好きな男に認識されていなかったとあらば、
傷付いたどころかいっその事、幻滅しただろう。
俯かせたままの瞳を長いまつ毛が隠すものだから
感情は上手く読み取れなかったし読み取る気もなかった。
まあ何にせよ傷つこうが幻滅しようが
俺はコイツの心情なんざ正直どうでもいい。
「そうか。(人1)。俺は今お前を知った」
「…?…はい」
やっと俺へ向けられた澄んだ瞳は、
訳が分からないと言ったようにぱちくりしており
無意識なのか頭を軽く傾ける仕草を見せた。
その仕草が許されるのは二次元だけだ。
「お前は今知った奴の告白に答えられるのか?」
「こ、答えられないです」
「そういう事だから、俺は帰る」
人生の中で数少ない告白を棒に振ったとは思ったけれど
知らない奴と付き合う程に落ちぶれてもいない。
俺は(人1)を通り過ぎると屋上を出る為に扉に手を伸ばす。
「ま、待って下さい」
が、回り込まれてその手を掴まれた。
「どうしても、ダメですか?」
「……しつこい」
少しだけイラッとしてきて手を振り払ってでも
帰ってやろうかと言う気持ちも現れたけれど、
それは、次に彼女から発せられた衝撃的な言葉…
もとい、提案で一気に落ち着いた。
「た、例えば…そう、ラノベ!
私が貴方のラノベを一冊買います!
その代わりに一日恋人になるって言うのはどうですか!?」
その有り得ない提案に「何言ってんだコイツ」と本気で手を振り払おうとしたけれど、途中で「いや、待てよ」と冷静になる。

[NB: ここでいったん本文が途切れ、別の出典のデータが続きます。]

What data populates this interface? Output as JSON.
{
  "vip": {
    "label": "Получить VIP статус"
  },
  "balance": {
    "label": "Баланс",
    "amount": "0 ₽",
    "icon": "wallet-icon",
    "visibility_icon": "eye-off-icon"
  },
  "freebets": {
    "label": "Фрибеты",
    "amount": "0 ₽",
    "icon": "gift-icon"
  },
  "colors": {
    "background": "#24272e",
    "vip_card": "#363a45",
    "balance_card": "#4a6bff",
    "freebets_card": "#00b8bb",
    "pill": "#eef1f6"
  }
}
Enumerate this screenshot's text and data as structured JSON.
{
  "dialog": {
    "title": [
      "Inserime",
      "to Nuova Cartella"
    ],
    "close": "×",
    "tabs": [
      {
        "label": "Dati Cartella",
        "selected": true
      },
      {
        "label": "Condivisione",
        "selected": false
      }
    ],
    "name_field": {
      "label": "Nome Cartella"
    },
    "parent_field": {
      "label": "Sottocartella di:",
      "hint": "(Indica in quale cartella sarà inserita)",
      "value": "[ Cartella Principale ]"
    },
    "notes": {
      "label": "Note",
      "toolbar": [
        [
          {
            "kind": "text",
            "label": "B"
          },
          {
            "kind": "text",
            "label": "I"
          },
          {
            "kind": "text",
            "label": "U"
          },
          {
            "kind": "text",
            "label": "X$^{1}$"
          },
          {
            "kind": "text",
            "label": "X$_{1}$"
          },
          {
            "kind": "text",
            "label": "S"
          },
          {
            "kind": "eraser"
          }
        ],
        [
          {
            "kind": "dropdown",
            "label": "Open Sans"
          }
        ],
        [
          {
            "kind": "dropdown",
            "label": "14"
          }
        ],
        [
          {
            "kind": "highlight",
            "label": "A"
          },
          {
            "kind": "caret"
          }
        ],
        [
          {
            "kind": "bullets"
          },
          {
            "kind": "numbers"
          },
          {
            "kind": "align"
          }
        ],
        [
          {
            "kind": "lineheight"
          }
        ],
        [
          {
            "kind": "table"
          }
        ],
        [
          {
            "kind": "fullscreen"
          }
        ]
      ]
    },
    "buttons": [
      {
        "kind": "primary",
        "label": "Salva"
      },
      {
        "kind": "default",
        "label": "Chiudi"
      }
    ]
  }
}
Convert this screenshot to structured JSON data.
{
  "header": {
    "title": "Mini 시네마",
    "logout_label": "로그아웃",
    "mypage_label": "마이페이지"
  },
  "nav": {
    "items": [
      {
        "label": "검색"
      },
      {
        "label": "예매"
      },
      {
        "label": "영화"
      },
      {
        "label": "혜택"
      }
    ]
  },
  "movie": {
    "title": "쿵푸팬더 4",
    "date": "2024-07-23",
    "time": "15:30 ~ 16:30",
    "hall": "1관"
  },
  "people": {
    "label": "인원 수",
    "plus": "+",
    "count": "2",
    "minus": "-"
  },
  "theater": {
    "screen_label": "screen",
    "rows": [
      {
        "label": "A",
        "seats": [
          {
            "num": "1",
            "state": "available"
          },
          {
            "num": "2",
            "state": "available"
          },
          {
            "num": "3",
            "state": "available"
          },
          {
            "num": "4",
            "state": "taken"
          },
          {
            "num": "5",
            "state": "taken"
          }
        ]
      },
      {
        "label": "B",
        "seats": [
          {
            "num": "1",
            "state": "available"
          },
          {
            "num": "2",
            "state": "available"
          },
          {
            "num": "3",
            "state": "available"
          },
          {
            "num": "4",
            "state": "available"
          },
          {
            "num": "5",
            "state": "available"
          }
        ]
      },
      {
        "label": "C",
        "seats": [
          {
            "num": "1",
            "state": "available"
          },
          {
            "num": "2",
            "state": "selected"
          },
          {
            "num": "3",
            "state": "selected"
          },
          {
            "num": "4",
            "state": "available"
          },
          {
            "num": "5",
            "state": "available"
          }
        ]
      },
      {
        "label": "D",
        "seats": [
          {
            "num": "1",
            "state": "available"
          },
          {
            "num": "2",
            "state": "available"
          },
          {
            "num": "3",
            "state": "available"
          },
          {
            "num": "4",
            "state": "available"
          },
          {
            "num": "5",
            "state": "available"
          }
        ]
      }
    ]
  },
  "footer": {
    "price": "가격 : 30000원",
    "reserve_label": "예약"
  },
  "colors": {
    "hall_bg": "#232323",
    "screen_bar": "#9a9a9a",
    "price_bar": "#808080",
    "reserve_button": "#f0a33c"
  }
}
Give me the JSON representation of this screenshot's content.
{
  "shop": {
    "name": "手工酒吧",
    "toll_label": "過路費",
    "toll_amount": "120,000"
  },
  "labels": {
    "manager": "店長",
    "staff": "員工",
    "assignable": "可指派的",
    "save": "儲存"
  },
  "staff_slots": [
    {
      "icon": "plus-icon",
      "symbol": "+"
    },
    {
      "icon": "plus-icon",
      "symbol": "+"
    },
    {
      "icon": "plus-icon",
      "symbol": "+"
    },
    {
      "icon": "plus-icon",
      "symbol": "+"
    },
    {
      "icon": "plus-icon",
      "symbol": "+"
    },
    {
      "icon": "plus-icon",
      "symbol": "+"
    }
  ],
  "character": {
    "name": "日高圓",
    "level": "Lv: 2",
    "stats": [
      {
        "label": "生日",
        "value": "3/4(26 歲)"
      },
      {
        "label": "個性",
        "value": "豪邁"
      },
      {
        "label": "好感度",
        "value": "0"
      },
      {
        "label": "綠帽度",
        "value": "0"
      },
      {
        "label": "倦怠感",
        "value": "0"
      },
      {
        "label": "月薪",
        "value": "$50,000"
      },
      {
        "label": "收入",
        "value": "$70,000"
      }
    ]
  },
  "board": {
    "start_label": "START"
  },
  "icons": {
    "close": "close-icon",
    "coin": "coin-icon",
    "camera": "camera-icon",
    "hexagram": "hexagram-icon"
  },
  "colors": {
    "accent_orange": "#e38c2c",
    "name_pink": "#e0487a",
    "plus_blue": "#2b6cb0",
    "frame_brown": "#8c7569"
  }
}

名前と同じクラスという事しか知らないコイツの恋人なんざ御免だが
その代わりにラノベ買って貰えるってのは
冷静に考えたら悪くねぇんじゃねえか?
いや寧ろ良い。読みたいラノベは沢山あるんだ。
その分の出費が浮くって事じゃねぇか。
俺はただ、たった一日我慢すれば良いだけ。
「…それは、一冊買う度に一日恋人という解釈で合ってるのか」
「はい…!」
やっと腕を払うと屋上の扉を掴み、開く。
緊張と不安の混ざった面持ちの彼女を一瞬見てから
「乗った。今から本屋に行こう」
そう言って、俺は彼女と共に屋上を後にした。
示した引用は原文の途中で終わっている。